Granulated activated carbon (GAC) is one way to eliminate the trihalomethanes (TTHMs) in refined city water that OEPA officials believe are harmful to human health and want removed. TTHMs are a by-product of the refining process and have been found prominently in areas where city water sits for longer periods.
Engineering work on the new GAC system already is underway by the firm Stantec at a cost of $142,647. But some $700,000 more will be needed to complete the engineering work and begin construction design, according to city officials.
City council plans to convene a special meeting at 6 p.m. Tuesday in the city service building, 631 Perry St., to consider legislation permitting the final engineering with Stantec due to insistence by OEPA that the project proceed more rapidly.
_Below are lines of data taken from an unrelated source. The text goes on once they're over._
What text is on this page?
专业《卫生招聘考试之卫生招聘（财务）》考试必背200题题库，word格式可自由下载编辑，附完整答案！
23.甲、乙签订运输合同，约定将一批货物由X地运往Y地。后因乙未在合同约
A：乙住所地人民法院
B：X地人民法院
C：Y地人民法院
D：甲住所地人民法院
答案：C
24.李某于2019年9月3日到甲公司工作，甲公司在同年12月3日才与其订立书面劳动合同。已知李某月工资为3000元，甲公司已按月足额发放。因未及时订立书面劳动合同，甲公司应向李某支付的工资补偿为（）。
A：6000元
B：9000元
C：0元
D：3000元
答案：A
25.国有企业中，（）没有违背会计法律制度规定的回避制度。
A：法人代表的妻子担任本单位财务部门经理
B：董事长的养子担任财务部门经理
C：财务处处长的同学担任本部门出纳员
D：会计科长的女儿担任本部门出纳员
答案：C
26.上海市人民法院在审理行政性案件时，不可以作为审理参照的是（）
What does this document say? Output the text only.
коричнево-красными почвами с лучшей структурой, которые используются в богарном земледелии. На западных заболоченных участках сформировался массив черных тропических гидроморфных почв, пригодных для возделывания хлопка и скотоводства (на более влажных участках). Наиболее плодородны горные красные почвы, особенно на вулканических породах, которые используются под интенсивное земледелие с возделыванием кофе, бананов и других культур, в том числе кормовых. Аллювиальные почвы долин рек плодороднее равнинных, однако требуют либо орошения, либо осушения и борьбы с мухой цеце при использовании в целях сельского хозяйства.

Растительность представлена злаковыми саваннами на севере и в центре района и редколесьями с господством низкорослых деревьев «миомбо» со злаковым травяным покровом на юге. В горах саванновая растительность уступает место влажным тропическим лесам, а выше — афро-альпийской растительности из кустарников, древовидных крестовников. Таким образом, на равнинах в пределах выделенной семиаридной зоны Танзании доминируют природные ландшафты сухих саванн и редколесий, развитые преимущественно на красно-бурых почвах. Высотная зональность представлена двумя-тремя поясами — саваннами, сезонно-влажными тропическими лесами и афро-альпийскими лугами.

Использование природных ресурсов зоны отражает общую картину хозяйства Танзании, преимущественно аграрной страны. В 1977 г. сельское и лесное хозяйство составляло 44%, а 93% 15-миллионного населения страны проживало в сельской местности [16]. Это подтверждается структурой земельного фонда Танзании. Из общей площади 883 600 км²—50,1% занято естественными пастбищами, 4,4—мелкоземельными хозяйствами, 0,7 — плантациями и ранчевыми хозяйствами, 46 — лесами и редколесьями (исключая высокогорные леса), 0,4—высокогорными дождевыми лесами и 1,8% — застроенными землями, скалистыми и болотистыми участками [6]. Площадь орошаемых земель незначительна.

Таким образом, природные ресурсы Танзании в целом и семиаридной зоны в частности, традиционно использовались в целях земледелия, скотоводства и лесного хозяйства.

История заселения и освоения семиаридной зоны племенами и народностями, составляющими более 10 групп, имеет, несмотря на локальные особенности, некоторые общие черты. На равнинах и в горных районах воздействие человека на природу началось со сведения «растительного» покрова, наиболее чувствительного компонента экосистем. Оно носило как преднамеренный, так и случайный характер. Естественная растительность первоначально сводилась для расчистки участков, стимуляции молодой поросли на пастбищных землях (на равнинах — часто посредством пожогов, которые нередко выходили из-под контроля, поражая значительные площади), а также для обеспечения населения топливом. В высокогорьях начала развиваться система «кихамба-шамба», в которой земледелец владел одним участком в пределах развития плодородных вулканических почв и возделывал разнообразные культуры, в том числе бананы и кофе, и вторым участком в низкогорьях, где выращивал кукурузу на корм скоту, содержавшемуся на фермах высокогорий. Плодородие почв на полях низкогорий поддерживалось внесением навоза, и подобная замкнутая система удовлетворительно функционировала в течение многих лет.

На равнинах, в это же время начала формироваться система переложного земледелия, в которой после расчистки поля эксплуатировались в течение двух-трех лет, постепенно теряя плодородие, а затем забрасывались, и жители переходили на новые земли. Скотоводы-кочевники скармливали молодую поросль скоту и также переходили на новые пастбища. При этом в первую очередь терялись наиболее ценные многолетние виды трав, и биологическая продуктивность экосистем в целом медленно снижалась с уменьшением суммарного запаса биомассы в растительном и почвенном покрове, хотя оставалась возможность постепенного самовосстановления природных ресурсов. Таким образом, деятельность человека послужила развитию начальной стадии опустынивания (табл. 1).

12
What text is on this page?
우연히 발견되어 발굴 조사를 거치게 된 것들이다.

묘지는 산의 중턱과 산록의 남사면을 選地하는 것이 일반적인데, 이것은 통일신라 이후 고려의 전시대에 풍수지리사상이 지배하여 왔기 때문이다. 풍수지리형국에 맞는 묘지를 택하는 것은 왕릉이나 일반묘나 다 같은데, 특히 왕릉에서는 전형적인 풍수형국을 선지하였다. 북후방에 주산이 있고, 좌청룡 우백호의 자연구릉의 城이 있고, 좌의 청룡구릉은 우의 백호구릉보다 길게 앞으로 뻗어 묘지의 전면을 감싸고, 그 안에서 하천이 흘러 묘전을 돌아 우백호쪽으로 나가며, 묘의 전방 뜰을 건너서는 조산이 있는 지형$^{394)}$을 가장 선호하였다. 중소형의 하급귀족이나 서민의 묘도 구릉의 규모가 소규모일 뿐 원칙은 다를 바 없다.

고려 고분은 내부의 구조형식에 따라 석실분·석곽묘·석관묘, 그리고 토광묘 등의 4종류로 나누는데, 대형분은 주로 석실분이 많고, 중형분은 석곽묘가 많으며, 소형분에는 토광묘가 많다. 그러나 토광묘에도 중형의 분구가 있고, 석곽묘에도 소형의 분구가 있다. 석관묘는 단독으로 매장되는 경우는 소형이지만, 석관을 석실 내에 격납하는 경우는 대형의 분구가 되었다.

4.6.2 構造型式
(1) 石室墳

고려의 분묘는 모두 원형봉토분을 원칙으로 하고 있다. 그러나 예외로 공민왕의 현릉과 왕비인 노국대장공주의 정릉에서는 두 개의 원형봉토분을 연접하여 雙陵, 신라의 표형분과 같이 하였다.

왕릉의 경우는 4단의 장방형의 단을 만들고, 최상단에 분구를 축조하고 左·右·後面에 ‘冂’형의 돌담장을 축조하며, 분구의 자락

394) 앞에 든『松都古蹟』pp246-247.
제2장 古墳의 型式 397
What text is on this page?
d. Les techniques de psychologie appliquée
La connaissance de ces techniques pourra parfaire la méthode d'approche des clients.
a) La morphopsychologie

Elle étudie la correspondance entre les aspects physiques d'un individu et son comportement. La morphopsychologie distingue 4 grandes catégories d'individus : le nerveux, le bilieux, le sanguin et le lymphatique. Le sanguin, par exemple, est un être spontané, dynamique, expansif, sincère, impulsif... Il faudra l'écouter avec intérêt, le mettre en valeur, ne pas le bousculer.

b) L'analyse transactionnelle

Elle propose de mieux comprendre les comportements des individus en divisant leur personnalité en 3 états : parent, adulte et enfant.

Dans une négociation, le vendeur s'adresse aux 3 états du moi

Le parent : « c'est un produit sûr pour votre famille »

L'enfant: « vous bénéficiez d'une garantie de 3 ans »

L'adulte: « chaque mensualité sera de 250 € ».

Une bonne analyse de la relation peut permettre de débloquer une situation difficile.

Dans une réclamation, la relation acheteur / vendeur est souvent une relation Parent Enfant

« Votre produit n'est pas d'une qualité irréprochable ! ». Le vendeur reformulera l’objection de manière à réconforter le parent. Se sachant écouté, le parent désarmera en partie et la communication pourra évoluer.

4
City officials already had been moving toward construction of the GAC system to deal with TTHMs as well as taste and odor issues, but wanted to proceed more slowly with construction. The reason: officials wanted to allow existing water plant debt to drop off — in 2021 and 2023 for water plant upgrades in the late 1990s — before incurring approximately $8 million in new debt for the GAC project.
This would have increased the likelihood that the city could build the GAC system without increasing water rates, officials indicated.
City Administrator Jeff Leonard, Law Director Sean O’Donnell, water plant Superintendent Adam McDowell and his assistant, Joe Ewers, journeyed to Columbus last week to meet with OEPA officials to discuss the matter.
O’Donnell explained that OEPA wants the city to move faster to help its satellite customers — like Brunersburg and Ayersville who purchase water from Defiance — avoid higher TTHM levels.
“They want us to move because of the satellites,” O’Donnell. “... We need to have the water at the right level. They (satellites) in turn can provide that quality water to their customers.”
Noted Mayor Mike McCann: “In some regard we don’t have a choice. It’s either we get this project done in a timely fashion or we are under (OEPA) findings and orders, paying (potentially) ridiculous fines.”
“We are going to come back to them with a counterproposal to their timeline and try to work something out, and if we’re just too far apart that’s when you might see them take other measures,” said O’Donnell. “They want to see the design work done by next year and work started next year.”
According to McDowell, OEPA wants a construction plan submittal date in July 2020, which would allow advertising for the project to begin in September 2020 and construction to begin in December 2020. Substantial completion is listed as February 2022 under that timeline, he noted.
The work would require construction of a new building east of the Baltimore Road water treatment plant, according to McDowell.
He explained that the city has participated in two recent pilot projects to determine whether the GAC system would effectively remove TTHMS and other concerns while addressing taste and odor issues. Both were positive, McDowell indicated.
He said the GAC technology “does a lot of good things for water,” but not by adding chemicals. Rather, it is “just another filter,” he added.
McDowell explained that the system “should give us a better water quality than we’ve had in the past by far. ... It’s been a very long process to get to this point. It’s been a financial decision to hold this off as long as we can and play the numbers game that works for the ratepayers. I cannot wait for it to be finished.”
As for potential water rate increases with an accelerated timeline, McDowell said: “I think we’re optimistic it’s not going to be substantial.”